Netflix is essentially the same workplace. In the WSJ article, workers recall not wanting to comfort a fired, weeping colleague for fear that they would look weak. And anyone can be fired at any moment; management encourages this fear with what they call the ‘keeper test.’ Would you fight to keep your employee on your team? If not, you should fire them. From the WSJ article:
“Mr. Hastings’ [the CEO] ring of top executives take the keeper test seriously. At a meeting in late spring of Netflix public-relations executives, one said every day he comes to work he fears he is going to get fired. Karen Barragan, the vice president of publicity for original series, asked how many other people felt that way. A number of hands went up.
“Good, because fear drives you,” Ms. Barragan said, according to people familiar with the meeting.

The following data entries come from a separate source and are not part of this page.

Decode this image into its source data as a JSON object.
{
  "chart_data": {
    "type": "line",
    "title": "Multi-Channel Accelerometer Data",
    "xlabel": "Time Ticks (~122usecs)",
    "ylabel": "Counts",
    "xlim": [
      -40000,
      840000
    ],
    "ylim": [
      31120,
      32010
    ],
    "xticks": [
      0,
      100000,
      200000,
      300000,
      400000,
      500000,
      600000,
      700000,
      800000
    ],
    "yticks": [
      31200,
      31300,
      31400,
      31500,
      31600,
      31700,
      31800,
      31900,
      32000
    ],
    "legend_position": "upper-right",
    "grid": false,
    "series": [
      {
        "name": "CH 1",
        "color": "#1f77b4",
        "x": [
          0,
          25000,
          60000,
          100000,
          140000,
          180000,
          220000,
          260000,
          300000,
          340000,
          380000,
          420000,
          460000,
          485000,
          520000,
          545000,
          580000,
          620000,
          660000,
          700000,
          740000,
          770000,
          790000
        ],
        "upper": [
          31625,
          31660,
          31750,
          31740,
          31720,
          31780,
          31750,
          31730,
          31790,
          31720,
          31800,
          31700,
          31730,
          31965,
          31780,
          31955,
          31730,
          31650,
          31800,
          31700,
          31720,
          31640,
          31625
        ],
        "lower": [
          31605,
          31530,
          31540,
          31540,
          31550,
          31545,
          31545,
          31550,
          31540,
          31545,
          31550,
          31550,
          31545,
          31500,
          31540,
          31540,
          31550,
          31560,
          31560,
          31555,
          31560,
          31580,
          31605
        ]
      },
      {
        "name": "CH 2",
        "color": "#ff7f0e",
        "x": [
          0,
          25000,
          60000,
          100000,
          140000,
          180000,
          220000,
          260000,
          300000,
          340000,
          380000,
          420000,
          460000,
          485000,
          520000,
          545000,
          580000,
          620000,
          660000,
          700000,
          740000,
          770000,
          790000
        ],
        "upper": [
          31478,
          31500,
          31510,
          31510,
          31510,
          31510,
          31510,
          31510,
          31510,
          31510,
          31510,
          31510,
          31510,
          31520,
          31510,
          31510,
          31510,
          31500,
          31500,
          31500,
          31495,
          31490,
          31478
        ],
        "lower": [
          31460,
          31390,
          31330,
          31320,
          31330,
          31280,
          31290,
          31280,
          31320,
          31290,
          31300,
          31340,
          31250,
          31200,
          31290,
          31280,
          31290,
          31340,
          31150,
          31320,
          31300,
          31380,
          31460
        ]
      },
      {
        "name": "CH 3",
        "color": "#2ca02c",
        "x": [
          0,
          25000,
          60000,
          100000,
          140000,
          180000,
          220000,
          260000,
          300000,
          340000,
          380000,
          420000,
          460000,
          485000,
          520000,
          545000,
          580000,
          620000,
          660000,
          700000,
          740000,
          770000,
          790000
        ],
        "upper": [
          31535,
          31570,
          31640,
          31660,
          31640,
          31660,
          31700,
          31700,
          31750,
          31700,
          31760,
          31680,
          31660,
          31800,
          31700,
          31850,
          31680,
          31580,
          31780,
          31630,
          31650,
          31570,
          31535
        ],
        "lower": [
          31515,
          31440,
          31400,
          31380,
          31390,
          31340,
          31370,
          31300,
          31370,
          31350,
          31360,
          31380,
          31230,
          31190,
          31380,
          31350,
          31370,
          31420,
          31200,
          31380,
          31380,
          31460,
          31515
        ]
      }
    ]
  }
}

Is Netflix a crazy, anxious workplace because that is the only way to drive growth? Or is Netflix being dosed by a firehose spray of capital? In America, we had tremendous growth in the 1950s and 1960s without a tragicomic shark tank workplace. In fact, job security was expected.
Here’s an excerpt from Netflix’s crazy HR manifesto, which is an ode to vague, aspirational language that could be interpreted in any possible way:
“Are you courageous? Are you humble? Are you curious and passionate and ask thoughtful questions about the business? Are you able to and open to providing and receiving feedback to be better? Are you scrappy, have grit and willing to roll up your sleeves regardless of your title? Are you a team player? Are you inclusive and self aware?”
Why isn’t there an HR Powerpoint that just asks the real questions: Are you willing to work every weekend? Return to work after a week of maternity leave? Alert your bosses to your underperforming coworkers? Rarely see you children? Be glued to your phone?